Breanna Stewart ha cercato di diventare, nel tempo, una voce per coloro che non l’avevano. Lo ha fatto esponendosi personalmente e si è fatta ascoltare attraverso l’unica via percorribile se si vogliono raggiungere certi standard: vincendo. La stagione 2020 nella bolla si è conclusa a 19,7 punti e 8,3 rimbalzi di media, con un titolo WNBA in tasca e il premio di MVP delle Finals.
Non era assolutamente certo né scontato, eppure Breanna è tornata prepotentemente ai livelli precedenti all’infortunio, risultando la giocatrice più dominante sul parquet dopo circa otto mesi di stop. In questa stagione le sue Storm hanno il terzo miglior record della lega, si sono assicurate un posto ai playoff e giocano con un obiettivo ben chiaro in testa: il primo back-to-back della storia della franchigia. Attualmente Breanna viaggia in doppia doppia di media ed è probabilmente la giocatrice più in vista di una lega che sta attraversando un periodo di popolarità senza precedenti.
Anche la Puma ha voluto celebrare la sua grandezza, scegliendo di intitolarle una signature shoe, ovvero una linea di scarpe da basket disegnata da lei e ispirata alla sua storia e al suo gioco. Nel video con cui ha annunciato la notizia, Breanna ripercorre le strade dell’isolato intorno casa sua, quelle da cui tutto è iniziato. “Spero che la mia storia possa ispirare le generazioni future, affinché tutti e tutte possano trovare il loro isolato e vedere quanto lontano può portare”, narra mentre scorrono le immagini dei suoi palleggi.

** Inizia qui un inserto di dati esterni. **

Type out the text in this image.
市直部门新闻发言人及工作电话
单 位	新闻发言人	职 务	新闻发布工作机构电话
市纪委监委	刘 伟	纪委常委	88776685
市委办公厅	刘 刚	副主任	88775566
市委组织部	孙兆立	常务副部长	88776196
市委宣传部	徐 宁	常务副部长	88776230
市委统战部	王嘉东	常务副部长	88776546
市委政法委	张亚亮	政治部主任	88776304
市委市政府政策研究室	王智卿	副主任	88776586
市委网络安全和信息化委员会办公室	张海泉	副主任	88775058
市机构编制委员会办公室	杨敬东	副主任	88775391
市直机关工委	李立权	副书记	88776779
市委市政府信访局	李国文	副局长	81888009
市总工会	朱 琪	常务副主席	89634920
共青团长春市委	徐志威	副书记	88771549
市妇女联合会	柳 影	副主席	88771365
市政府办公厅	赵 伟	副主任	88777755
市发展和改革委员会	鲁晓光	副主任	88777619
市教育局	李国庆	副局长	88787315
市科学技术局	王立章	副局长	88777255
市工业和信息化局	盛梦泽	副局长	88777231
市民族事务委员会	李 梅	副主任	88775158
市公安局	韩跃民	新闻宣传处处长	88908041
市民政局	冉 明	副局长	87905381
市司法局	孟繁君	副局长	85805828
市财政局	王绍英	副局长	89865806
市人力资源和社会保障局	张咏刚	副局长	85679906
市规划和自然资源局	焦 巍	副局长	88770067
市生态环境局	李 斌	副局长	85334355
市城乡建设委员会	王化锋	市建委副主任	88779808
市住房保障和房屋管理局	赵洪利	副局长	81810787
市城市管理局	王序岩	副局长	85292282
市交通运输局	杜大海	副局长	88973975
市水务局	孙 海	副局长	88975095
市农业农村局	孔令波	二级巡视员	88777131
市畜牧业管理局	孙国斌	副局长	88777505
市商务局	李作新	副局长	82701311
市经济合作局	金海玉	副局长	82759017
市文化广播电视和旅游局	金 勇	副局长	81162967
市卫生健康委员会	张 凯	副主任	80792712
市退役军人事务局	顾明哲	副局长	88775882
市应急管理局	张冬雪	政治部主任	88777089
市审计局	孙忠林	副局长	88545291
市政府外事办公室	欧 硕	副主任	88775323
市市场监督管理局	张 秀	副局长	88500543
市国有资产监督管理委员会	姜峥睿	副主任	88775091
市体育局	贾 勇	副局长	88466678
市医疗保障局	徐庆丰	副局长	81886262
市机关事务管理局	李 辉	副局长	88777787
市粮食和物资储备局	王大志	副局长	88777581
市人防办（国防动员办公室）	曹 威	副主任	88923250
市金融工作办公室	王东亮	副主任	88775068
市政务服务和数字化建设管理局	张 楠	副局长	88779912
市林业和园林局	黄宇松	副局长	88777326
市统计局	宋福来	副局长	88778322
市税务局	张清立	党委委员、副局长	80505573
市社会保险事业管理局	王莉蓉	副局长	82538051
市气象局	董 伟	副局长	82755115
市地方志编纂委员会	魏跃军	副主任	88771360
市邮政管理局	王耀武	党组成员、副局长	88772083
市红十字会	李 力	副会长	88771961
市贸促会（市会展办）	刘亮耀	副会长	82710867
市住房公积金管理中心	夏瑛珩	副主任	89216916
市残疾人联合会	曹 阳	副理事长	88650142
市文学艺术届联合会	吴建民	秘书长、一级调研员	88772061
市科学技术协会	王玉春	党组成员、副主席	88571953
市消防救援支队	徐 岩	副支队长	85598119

Quella bambina timida e riservata con le braccia distese lungo i fianchi ha finalmente trovato la sua voce ed è diventata un punto di riferimento per chiunque stia cercando di far uscire la propria. Dentro la sua testa la sua, di voce, continua a risuonare: “Devo essere la migliore”. Probabilmente sul campo lo è già, ma continuerà comunque a ripeterselo perché tutto, nella mente della numero 30, è perfettibile. A bordo di quel campo, poi, ci sono tante bambine che la guardano con gli occhi pieni di ammirazione: il prossimo jumper, la prossima vittoria e il prossimo anello saranno per loro.